Dicho lo cual, le dirigió a su amante una sonrisa radiante y a la vez melancólica que deslumbró a Gideon y tuvo que apartar la mirada.
—Supongo —susurró Garnet— que ahora tenemos que dejarnos. Supongo que…
Mahalaleel se frotó contra sus piernas, maullando con esa voz gutural y ronca, pero cuando Garnet se agachó para acariciarlo, la criatura se alejó y saltó al respaldo de un sillón, y de ahí a la repisa de la chimenea. Un jarrón de cristal se ladeó y a punto estuvo de caerse cuando la cola del gato lo rozó.
—Sí, supongo que sí —dijo Gideon.
Estaba apagado, casi sombrío. ¿Deseaba llorar, deseaba llorar en alto, como ella? En los últimos meses había adquirido un cierto aire doliente. Pero a pesar de las mejillas delgadas y arrugadas, de los ojos ensombrecidos y de la mueca casi cruel de sus labios, seguía siendo un hombre sumamente apuesto. Con una punzada de grata inquietud, Garnet advirtió que estaba condenada a llevar la imagen de aquel hombre en lo más recóndito de su corazón para el resto de sus días.
—Si en el último momento —dijo de pronto, con el corazón desbocado—, aunque sea en los escalones de la iglesia, o después de la ceremonia, cuando estemos a punto de irnos en el coche…, si me hicieras una señal…, no tienes más que levantar la mano, como si…, como si fuera de casualidad…, Gideon, aunque fuera en el último momento…, ¡sabes muy bien que volvería contigo!
En aquel instante el gato inquieto saltó de la repisa de la chimenea a la mesa y al hacerlo acabó tirando el jarrón, del que sólo quedaron unos trozos grandes y siniestramente curvos en el suelo.

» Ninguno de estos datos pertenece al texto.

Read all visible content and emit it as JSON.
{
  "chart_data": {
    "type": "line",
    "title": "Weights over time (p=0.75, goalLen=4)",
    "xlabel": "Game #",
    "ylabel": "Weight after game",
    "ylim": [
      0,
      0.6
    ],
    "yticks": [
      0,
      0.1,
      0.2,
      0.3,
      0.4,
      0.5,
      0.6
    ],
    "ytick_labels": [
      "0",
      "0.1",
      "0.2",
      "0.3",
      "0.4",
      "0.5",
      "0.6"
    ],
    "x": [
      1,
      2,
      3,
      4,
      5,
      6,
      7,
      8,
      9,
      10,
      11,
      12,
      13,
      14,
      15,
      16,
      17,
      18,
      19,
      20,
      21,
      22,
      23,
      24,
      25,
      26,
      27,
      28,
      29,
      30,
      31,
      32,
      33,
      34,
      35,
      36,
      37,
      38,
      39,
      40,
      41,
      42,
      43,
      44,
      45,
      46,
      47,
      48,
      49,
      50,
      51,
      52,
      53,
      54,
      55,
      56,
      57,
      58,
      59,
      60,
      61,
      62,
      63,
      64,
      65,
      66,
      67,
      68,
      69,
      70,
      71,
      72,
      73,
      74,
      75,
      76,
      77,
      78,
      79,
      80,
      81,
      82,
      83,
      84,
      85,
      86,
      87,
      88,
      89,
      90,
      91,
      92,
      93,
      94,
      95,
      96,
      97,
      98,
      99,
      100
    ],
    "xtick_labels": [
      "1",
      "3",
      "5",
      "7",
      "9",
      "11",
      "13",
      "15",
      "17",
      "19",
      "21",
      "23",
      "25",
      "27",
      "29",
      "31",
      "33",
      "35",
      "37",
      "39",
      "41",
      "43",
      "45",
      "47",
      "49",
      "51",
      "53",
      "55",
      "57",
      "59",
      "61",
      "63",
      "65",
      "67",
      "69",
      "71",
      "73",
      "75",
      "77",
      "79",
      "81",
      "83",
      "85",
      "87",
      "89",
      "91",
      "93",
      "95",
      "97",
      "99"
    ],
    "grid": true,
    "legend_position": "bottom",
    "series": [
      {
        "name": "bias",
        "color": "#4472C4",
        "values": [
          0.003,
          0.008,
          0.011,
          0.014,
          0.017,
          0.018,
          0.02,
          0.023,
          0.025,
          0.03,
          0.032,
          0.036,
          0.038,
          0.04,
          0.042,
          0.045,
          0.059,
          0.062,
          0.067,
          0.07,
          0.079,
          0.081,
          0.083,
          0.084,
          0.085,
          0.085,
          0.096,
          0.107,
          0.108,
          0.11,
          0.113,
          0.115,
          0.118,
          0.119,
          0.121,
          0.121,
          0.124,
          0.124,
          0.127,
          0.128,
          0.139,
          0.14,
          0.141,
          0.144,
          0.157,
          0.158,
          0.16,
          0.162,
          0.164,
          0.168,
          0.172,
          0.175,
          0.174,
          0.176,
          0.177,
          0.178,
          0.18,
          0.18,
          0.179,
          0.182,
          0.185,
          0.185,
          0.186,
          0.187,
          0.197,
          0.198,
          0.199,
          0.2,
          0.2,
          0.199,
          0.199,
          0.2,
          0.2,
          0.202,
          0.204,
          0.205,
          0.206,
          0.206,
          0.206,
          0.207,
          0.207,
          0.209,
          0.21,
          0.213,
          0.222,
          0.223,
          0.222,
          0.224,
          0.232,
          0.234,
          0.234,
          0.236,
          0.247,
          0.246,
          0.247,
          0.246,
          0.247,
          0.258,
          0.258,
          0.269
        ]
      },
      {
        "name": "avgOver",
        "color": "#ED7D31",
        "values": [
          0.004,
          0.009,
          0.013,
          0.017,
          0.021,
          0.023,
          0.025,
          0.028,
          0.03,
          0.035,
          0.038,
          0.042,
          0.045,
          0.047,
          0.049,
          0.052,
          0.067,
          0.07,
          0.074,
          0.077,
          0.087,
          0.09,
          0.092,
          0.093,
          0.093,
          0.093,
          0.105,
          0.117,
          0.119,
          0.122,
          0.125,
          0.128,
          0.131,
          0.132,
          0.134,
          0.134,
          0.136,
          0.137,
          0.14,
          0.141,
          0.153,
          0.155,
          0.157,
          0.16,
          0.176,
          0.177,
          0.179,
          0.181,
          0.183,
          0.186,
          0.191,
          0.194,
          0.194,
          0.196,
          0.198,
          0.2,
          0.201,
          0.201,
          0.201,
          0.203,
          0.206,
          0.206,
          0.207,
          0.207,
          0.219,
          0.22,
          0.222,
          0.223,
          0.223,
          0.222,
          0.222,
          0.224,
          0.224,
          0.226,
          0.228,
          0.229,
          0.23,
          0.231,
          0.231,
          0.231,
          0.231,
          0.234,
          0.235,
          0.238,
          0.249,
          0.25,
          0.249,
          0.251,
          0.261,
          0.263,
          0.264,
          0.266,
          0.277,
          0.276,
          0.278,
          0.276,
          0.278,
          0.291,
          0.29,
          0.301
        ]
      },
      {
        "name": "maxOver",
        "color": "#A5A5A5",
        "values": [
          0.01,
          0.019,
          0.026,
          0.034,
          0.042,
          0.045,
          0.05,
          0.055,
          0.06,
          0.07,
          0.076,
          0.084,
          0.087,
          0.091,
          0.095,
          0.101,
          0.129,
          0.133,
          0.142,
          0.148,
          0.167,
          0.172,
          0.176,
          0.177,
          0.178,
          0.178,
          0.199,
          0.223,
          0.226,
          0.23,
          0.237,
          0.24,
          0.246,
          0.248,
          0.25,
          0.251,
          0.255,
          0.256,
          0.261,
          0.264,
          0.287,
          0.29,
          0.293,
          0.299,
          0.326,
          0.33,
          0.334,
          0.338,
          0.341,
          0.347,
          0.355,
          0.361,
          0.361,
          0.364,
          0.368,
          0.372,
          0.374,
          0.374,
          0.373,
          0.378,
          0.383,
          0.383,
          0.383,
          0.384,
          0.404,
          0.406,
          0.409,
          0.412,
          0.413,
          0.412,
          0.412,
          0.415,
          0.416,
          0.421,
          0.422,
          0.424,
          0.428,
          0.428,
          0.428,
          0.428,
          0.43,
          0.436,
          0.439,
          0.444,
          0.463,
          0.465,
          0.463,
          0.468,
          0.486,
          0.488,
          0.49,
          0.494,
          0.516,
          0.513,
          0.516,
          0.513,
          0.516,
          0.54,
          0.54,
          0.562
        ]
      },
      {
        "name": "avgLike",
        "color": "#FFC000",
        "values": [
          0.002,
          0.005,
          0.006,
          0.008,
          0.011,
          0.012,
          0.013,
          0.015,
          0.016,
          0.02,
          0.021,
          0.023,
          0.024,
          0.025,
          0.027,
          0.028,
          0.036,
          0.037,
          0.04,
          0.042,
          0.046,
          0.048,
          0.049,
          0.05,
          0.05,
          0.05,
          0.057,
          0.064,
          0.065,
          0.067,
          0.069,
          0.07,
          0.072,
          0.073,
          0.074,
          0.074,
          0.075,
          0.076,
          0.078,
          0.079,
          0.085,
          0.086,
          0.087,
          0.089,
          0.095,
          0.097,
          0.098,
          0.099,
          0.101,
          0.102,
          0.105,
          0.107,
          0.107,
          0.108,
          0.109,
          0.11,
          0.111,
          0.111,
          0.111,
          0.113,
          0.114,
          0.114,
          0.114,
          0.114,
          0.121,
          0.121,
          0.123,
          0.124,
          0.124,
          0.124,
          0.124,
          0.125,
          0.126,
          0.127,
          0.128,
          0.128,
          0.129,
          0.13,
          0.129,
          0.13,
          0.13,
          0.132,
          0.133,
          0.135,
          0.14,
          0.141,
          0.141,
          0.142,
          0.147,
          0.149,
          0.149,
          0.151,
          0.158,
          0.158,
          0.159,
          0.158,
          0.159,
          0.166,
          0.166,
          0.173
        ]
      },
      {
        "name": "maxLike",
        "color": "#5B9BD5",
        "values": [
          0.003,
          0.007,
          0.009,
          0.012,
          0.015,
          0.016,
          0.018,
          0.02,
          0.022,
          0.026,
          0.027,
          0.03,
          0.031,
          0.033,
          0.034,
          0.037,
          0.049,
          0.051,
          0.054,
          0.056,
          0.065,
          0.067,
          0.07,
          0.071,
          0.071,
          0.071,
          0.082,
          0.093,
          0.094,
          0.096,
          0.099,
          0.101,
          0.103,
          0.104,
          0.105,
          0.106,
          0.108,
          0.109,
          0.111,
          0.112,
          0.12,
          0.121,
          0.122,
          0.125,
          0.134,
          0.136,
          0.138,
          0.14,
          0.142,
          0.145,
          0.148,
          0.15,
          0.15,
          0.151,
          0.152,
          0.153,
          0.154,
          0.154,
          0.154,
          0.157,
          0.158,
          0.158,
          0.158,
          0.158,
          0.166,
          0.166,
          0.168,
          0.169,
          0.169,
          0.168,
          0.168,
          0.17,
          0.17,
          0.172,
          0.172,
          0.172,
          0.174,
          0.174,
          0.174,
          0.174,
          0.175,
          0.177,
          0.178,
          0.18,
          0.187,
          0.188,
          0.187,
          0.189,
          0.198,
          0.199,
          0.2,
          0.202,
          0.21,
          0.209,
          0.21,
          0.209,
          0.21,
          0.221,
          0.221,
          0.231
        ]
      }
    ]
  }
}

Cuando los recién casados estaban por subirse a la limusina de los Bellefleur, despidiéndose con la mano de todos los presentes, que se prodigaban en buenos augurios para la pareja en las escaleras de la casa de Della, Gideon —en última fila, con su abrigo largo de almizclera (los vientos de marzo eran gélidos) y un sombrero de piel a juego— sintió un picor repentino en la oreja y, sin pensarlo, levantó la mano para rascarse: empezó a levantar la mano para rascárselo, pero se detuvo en seco. Vio cómo lo miraba la novia.
Cuando se estaba despidiendo de todos con la mano, vertiginosamente, moviendo las manos pequeñas y bonitas enfundadas en guantes blancos mientras el viento sacudía su hermoso cabello, se detuvo de repente al ver que Gideon iba a hacer un gesto. Se detuvo…, se detuvo y lo miró…, lo miró fijamente con una expresión en la que se mezclaba la esperanza, el horror y la incredulidad.
Pero Gideon no llegó a rascarse a la oreja. Bajó la mano con prudencia, con sabiduría. Podía soportar el picor de la oreja, reflexionó, por intenso que fuera, hasta perder de vista la limusina que se alejaba por la carretera de Falls.